In youth ministry one of our major goals is to help kids learn how to think, not spoon feed them what to think from a particular theological, political, and philosophical viewpoint. We get the privilege of showing them how big and wide and generous orthodoxy really is. We reveal that there are many legitimate perspectives and a humble posture in life is super key. Though all things are not equal, there is room for them and their voice in the faith. But this is a very messy way to do Church and it gets really difficult, especially when cultural issues come booming onto the main stream. Our students, and their leaders, have to try and navigate a very divided world. Our world isn't very good at seeing the other side. Heck, neither are our churches. But it is critical that we help our students exercise that muscle - learning how to spot truth wherever they see it.
But then there are times when a side actually does need to be HUMBLY chosen. A good example of this is the Black Lives Matter movement. A friend of mine posted on Facebook how she felt that this movement wasn't a legitimate movement and how it's grounded in false assumptions. She stated a study that showed how only 31% of people killed by police officers are black. That there really isn't a racial problem, since more white people are killed by police officers (around 49% of the police killings). She made an argument, an argument that had compassion and understanding for the police officers.
Now, I need to hear her, I do need to have compassion for the police officers - to understand that they are desperately trying to get home safely to their families everyday. I totally get that. But I also need to understand that she left out the other side of the coin - the fact that black people only make up 13% of the population while white people remain the majority at around 62% of the population - and she didn't mention the harassment that many blacks experience by cops on a daily basis that leads to their running from or not complying with the police. There is an entire segment of our population that feel powerless, alone, marginalized, abused, and defenseless. See, what we have here are two sides of a story. It's a very divisive topic - just bring it up and see what happens - or...
maybe you shouldn't =) By the way, there are plenty of people who have done the math, so don't just listen to what I say.
As I've tried to navigate through some of the hot button issues in the world today and help our students see both sides of so many of these things (including theology and religion), I've been challenged personally in immense ways. So what is true? What side should I argue from or should I argue at all? What's my responsibility? Where do I stand? What am I modeling to our very diverse youth group?
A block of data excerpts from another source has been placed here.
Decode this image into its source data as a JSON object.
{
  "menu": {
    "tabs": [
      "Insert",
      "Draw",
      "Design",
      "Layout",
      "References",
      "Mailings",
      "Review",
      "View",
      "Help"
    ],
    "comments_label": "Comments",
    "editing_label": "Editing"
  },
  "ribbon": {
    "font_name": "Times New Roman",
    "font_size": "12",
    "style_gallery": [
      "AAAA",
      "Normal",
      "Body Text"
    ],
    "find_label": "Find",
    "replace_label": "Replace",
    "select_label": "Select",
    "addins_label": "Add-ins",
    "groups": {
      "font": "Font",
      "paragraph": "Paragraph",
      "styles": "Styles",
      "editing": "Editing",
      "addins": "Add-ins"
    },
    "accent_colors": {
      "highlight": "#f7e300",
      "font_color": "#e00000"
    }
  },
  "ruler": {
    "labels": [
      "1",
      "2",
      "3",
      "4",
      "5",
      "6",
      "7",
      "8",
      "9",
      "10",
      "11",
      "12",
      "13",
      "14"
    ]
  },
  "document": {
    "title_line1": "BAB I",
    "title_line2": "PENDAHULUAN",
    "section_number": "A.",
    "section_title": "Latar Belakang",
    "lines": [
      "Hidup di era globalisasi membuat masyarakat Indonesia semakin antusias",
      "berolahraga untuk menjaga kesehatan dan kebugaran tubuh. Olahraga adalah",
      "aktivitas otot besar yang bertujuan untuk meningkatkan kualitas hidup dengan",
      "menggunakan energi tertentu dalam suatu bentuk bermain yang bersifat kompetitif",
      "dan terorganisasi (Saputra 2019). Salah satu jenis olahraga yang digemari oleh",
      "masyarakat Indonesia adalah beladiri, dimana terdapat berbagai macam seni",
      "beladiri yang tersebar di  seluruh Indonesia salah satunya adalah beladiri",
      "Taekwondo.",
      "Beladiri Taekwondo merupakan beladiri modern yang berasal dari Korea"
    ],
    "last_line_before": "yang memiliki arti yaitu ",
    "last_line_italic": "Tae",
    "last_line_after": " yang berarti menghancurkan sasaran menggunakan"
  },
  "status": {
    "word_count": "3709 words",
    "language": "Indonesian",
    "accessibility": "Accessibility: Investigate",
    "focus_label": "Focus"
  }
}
For me, I try to always look to Jesus. He always seems to be on the side of the weak, vulnerable, and the outcast. Oh, he could have argued from the side of the religious. They had a legitimate side. They were trying to keep God's people holy. They longed for the Messiah to come - to free them from oppression. Jesus wants his people holy and free and he could have easily argued from their side of the coin - it would have made sense for him to. But he didn't. He chose a different way. He chose a more encompassing and whole way.
When I'm in doubt, I choose Jesus. As youth workers in a very complex and toxic world, we must show kids the heart of Jesus.
Full of Hope
its slow to speak, quick to Listen
full of Faith
and its laced in Self-control
That is some good stuff, but it's difficult and it requires guts. Guts not to create more division. Guts to choose love instead of hate. Guts to choose to listen rather than to speak. Guts to choose hope instead of fear. Guts to be a peace maker - to stand and see the whole and to be a part of what God is longing to see happen - bringing heaven to the whole of the earth.
These are not easy times for sure - So, may our lives be marked by prayer and communion with God and may his Spirit animate us to be his perspective to a world that is dying for a better way. And may our students join this movement of Jesus with us. May those who feel unheard be heard. May those who feel powerless, may we rise up to support and join them. May we be light in very dark days!